This year’s UK Conference of Local Medical Committees is currently underway at BMA House.
Dr David Bailey, Chair of GPC Wales has just delivered his speech to delegates, detailing the forthcoming priorities for the newly reformed NHS Wales.
Here are some of the key points from the speech...
Dr Bailey's outlined how a reorganised NHS Wales needs to be "fit for the people who use it, not the people who manage it" and how ten years of devolution have left all four UK nations with very different healthcare systems.
"In Wales we have avoided the commercialisation of health for shareholder profit and we still have an NHS free at the point of sale. And that is to the credit of Wales and the Welsh government.
"However we still have a GP workforce where incomes are lower and falling faster than England, where recruitment of trainees is falling – two things possibly not unrelated - and where treating the highest levels of disease prevalence in the UK is still under resourced. These are all things GPC Wales has to, and will, address as NHS Wales is reorganised."
And it is this reorganisation that Dr Bailey reckons poses the biggest challenge for Welsh GPs in the coming year.
"Eight organisations combining the old trusts and Local Health Boards and eradicating the purchaser provider split – at least in secondary care – will be tasked with delivering healthcare for the people of Wales. These are the organisations that GPs, who are still independent contractors, will have to engage with.

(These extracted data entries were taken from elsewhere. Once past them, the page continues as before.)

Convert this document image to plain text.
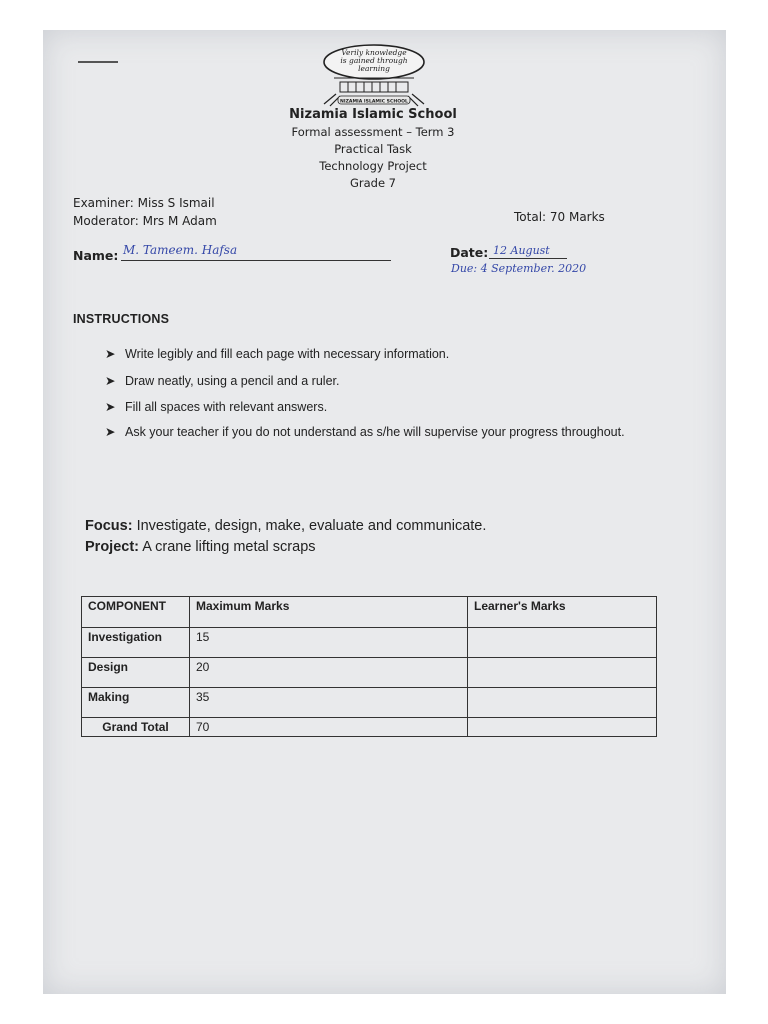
Verily knowledge
is gained through
learning
NIZAMIA ISLAMIC SCHOOL
Nizamia Islamic School
Formal assessment – Term 3
Practical Task
Technology Project
Grade 7
Examiner: Miss S Ismail
Moderator: Mrs M Adam	Total: 70 Marks
Name: M. Tameem. Hafsa	Date: 12 August
Due: 4 September. 2020
INSTRUCTIONS
➤ Write legibly and fill each page with necessary information.
➤ Draw neatly, using a pencil and a ruler.
➤ Fill all spaces with relevant answers.
➤ Ask your teacher if you do not understand as s/he will supervise your progress throughout.
Focus: Investigate, design, make, evaluate and communicate.
Project: A crane lifting metal scraps
COMPONENT	Maximum Marks	Learner's Marks
Investigation	15	
Design	20	
Making	35	
Grand Total	70	
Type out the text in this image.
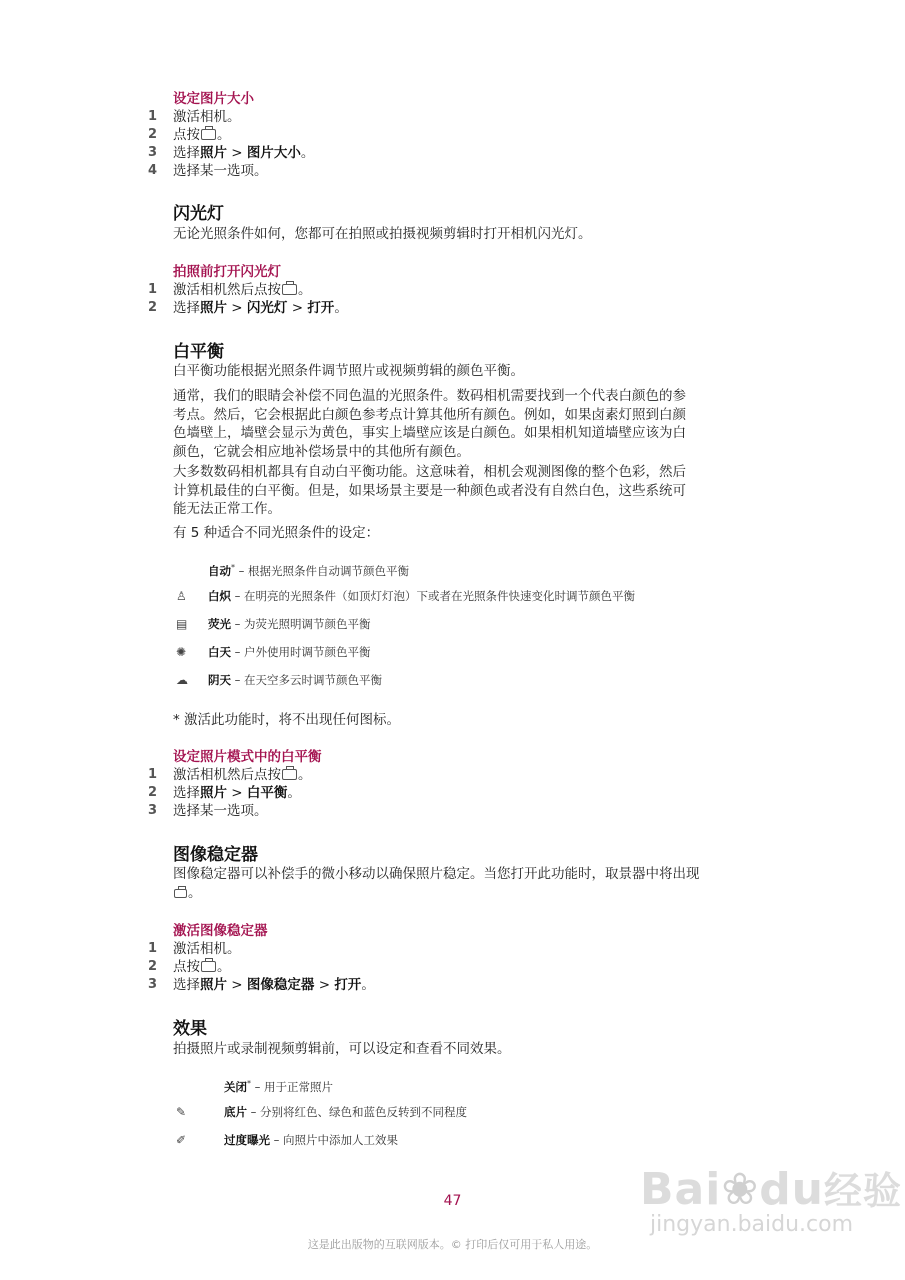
设定图片大小
1	激活相机。
2	点按 。
3	选择照片 > 图片大小。
4	选择某一选项。
闪光灯
无论光照条件如何，您都可在拍照或拍摄视频剪辑时打开相机闪光灯。
拍照前打开闪光灯
1	激活相机然后点按 。
2	选择照片 > 闪光灯 > 打开。
白平衡
白平衡功能根据光照条件调节照片或视频剪辑的颜色平衡。
通常，我们的眼睛会补偿不同色温的光照条件。数码相机需要找到一个代表白颜色的参
考点。然后，它会根据此白颜色参考点计算其他所有颜色。例如，如果卤素灯照到白颜
色墙壁上，墙壁会显示为黄色，事实上墙壁应该是白颜色。如果相机知道墙壁应该为白
颜色，它就会相应地补偿场景中的其他所有颜色。
大多数数码相机都具有自动白平衡功能。这意味着，相机会观测图像的整个色彩，然后
计算机最佳的白平衡。但是，如果场景主要是一种颜色或者没有自然白色，这些系统可
能无法正常工作。
有 5 种适合不同光照条件的设定：
自动* – 根据光照条件自动调节颜色平衡
♙ 白炽 – 在明亮的光照条件（如顶灯灯泡）下或者在光照条件快速变化时调节颜色平衡
▤ 荧光 – 为荧光照明调节颜色平衡
✺ 白天 – 户外使用时调节颜色平衡
☁ 阴天 – 在天空多云时调节颜色平衡
* 激活此功能时，将不出现任何图标。
设定照片模式中的白平衡
1	激活相机然后点按 。
2	选择照片 > 白平衡。
3	选择某一选项。
图像稳定器
图像稳定器可以补偿手的微小移动以确保照片稳定。当您打开此功能时，取景器中将出现
。
激活图像稳定器
1	激活相机。
2	点按 。
3	选择照片 > 图像稳定器 > 打开。
效果
拍摄照片或录制视频剪辑前，可以设定和查看不同效果。
关闭* – 用于正常照片
✎	底片 – 分别将红色、绿色和蓝色反转到不同程度
✐	过度曝光 – 向照片中添加人工效果
Bai❀du经验
jingyan.baidu.com
47
这是此出版物的互联网版本。© 打印后仅可用于私人用途。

"There will be opportunities. The aim is to move care and resources into primary care to deliver better and more responsive services to our patients closer to their homes, avoiding the hazards of hospitals, and providing a personal service with continuity of care. That’s what Welsh GPs want to do and that’s what our patients, I believe, want of us. They want us to coordinate health and social care in their own homes, they want continuity and to be able to trust a doctor they know. They want good preventive care and to be involved in managing their chronic health problems.
"But, just like everywhere else in the UK, the primary care sponge is full. Give us the resources and – using the mechanisms in the GMS contract - we can deliver, but resources there must be."